After the war, Major Eley, with his pre-war assistant Charles Coles, established a new base at Burgate Manor in Fordingbridge, Hampshire, establishing what was later known as the Eley Game Advisory Service. They leased a local 4,000 acre estate and for 14 years ran it as a demonstration and experimental shoot. They began lecture tours, and Nigel Gray headed a team running training courses and advisory visits sponsored by ICI. Terence Blank continued the pre-war partridge counting and bag recording schemes.
Meanwhile, also based at Burgate Manor, Doug Middleton, under the Chairmanship of the then Lord Porchester, established The Game Research Association in 1960. Much of the association's early work was on organo-chlorine pesticides and this work helped to bring in a ban on the use of dieldrin, aldrin and heptachlor seed dressings in 1962.

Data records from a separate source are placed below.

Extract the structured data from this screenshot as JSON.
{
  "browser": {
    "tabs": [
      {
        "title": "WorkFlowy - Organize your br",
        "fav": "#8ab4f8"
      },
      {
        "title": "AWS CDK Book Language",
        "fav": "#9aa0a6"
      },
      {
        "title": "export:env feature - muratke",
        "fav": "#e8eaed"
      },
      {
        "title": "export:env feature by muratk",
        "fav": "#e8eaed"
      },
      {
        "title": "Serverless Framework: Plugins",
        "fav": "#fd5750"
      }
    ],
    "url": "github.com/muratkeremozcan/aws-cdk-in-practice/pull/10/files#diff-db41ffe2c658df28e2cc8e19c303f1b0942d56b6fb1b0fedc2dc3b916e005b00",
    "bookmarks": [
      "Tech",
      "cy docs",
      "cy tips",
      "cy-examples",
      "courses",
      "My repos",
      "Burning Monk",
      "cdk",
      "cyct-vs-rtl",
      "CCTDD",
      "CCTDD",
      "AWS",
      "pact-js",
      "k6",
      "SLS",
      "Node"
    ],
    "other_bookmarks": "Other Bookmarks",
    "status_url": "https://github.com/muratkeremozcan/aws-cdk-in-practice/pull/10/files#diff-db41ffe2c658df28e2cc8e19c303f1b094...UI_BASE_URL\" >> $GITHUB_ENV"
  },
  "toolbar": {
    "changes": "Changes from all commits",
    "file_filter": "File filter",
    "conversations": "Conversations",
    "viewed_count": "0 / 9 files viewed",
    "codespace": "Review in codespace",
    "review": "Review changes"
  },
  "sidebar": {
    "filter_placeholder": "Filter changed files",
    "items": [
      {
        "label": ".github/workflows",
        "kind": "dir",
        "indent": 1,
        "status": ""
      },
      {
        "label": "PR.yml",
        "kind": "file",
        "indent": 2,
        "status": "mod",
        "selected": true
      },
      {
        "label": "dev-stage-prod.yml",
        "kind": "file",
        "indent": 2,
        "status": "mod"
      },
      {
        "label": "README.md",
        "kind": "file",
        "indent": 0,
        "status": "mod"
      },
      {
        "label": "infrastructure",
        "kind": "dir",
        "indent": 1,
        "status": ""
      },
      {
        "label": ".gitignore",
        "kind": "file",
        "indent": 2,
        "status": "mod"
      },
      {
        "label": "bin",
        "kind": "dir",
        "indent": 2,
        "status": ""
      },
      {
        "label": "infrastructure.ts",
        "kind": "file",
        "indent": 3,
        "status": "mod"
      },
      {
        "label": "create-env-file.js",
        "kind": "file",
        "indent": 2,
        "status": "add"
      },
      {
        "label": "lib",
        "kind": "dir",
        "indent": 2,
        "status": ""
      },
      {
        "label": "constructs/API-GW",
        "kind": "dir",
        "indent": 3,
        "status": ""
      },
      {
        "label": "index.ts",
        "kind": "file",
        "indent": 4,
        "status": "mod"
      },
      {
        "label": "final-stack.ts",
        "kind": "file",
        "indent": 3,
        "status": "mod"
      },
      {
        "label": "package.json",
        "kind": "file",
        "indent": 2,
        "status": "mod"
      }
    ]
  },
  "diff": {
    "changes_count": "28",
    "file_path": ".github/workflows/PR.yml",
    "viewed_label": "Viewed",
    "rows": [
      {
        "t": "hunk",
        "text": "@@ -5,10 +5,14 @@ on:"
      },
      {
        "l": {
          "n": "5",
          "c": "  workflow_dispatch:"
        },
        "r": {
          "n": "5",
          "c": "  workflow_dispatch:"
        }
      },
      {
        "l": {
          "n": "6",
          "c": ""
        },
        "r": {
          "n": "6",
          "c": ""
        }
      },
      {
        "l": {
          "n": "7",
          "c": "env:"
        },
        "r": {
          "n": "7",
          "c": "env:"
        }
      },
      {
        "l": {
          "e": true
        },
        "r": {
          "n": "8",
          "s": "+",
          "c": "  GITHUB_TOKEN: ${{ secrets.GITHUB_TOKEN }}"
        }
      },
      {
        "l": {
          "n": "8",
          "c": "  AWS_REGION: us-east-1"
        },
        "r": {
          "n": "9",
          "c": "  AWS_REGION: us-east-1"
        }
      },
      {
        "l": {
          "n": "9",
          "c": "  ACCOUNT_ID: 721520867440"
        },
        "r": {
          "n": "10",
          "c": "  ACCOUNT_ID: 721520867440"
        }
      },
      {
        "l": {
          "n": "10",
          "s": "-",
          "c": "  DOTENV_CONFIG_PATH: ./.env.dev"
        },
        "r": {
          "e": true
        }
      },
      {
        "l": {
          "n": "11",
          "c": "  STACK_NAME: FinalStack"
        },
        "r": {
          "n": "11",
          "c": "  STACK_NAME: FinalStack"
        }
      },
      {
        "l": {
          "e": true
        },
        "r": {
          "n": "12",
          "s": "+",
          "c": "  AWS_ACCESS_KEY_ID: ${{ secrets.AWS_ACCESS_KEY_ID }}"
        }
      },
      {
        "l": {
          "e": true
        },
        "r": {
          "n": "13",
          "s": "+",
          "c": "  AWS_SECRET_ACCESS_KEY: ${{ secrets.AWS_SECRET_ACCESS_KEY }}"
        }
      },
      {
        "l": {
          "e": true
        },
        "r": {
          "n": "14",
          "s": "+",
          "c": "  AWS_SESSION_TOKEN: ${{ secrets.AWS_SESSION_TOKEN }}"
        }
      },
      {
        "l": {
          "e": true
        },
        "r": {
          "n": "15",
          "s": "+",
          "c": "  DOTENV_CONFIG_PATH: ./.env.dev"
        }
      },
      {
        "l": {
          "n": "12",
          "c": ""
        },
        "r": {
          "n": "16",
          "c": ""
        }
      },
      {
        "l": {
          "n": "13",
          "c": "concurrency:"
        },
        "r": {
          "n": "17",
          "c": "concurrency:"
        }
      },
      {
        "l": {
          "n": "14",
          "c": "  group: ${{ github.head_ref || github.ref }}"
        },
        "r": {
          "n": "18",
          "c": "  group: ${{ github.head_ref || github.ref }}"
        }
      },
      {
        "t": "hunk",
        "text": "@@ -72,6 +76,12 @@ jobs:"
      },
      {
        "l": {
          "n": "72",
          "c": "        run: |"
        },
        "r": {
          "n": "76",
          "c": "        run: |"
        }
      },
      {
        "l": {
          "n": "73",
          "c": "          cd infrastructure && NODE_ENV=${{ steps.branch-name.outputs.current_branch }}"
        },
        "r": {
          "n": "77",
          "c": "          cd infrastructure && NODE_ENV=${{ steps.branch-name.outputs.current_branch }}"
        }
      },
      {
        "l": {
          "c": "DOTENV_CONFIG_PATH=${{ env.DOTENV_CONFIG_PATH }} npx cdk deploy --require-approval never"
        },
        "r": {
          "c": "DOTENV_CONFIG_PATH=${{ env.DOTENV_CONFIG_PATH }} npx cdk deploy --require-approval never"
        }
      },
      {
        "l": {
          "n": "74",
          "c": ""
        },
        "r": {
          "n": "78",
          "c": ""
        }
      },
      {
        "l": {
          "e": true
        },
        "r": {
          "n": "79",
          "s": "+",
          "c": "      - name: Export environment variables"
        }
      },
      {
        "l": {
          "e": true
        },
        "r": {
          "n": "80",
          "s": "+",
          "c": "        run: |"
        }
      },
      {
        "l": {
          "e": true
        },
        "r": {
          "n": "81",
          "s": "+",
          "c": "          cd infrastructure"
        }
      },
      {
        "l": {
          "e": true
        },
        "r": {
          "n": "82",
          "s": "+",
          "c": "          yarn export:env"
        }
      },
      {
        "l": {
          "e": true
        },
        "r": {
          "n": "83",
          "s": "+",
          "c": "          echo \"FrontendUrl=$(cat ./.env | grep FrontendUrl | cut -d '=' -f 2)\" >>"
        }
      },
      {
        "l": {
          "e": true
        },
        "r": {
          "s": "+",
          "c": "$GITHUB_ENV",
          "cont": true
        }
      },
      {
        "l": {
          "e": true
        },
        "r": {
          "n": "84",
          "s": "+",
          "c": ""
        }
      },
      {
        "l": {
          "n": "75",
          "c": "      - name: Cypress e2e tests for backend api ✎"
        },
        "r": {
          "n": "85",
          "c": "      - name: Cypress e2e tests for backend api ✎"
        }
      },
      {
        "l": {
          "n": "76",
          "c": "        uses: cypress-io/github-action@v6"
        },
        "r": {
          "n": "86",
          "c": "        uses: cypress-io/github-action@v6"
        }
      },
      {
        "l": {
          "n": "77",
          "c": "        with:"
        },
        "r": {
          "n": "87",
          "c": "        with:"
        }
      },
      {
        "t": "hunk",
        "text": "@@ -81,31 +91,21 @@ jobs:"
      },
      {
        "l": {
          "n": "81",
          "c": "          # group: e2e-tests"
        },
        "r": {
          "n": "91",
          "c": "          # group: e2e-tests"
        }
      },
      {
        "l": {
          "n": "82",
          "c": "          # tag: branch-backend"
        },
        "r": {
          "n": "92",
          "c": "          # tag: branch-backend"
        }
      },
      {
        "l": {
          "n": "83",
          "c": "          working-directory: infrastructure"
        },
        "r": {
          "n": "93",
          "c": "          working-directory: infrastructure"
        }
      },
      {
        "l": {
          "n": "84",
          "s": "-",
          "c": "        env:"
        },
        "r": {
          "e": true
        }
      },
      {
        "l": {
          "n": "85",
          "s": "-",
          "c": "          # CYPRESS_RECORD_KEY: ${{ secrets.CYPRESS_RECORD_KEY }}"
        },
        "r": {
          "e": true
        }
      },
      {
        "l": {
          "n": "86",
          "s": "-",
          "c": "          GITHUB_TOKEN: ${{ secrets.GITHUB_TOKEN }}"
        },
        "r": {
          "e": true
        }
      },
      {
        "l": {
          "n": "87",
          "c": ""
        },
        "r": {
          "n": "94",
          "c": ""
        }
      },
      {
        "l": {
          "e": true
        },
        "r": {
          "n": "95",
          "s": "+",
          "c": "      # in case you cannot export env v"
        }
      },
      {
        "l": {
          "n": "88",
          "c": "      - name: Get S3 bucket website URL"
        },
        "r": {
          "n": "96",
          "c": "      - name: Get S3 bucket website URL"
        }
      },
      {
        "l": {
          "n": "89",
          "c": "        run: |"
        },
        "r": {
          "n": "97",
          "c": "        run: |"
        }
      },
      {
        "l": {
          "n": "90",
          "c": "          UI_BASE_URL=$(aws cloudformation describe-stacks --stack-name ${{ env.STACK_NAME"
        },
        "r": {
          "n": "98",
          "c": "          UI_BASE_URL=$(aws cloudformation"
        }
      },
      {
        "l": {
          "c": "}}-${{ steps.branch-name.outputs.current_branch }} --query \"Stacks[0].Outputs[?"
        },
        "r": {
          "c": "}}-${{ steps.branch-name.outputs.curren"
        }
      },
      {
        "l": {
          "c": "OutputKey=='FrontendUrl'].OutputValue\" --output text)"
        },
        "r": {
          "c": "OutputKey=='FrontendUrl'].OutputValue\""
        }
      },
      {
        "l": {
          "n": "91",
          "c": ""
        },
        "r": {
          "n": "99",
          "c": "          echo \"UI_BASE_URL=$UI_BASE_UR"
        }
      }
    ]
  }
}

In 1968, ICI was forced to withdraw most of its financial support for game advice, so in May 1969 the two organisations merged to become the membership based Game Conservancy with Prince Philip as President, author Peter Fleming as Chairman and Charles Coles as Director. In April 1980, it was registered as a research and education charity under the name The Game Conservancy Trust.
In October 2007, The Game Conservancy Trust became the Game & Wildlife Conservation Trust to reflect the depth and breadth of the scientific research it carries out.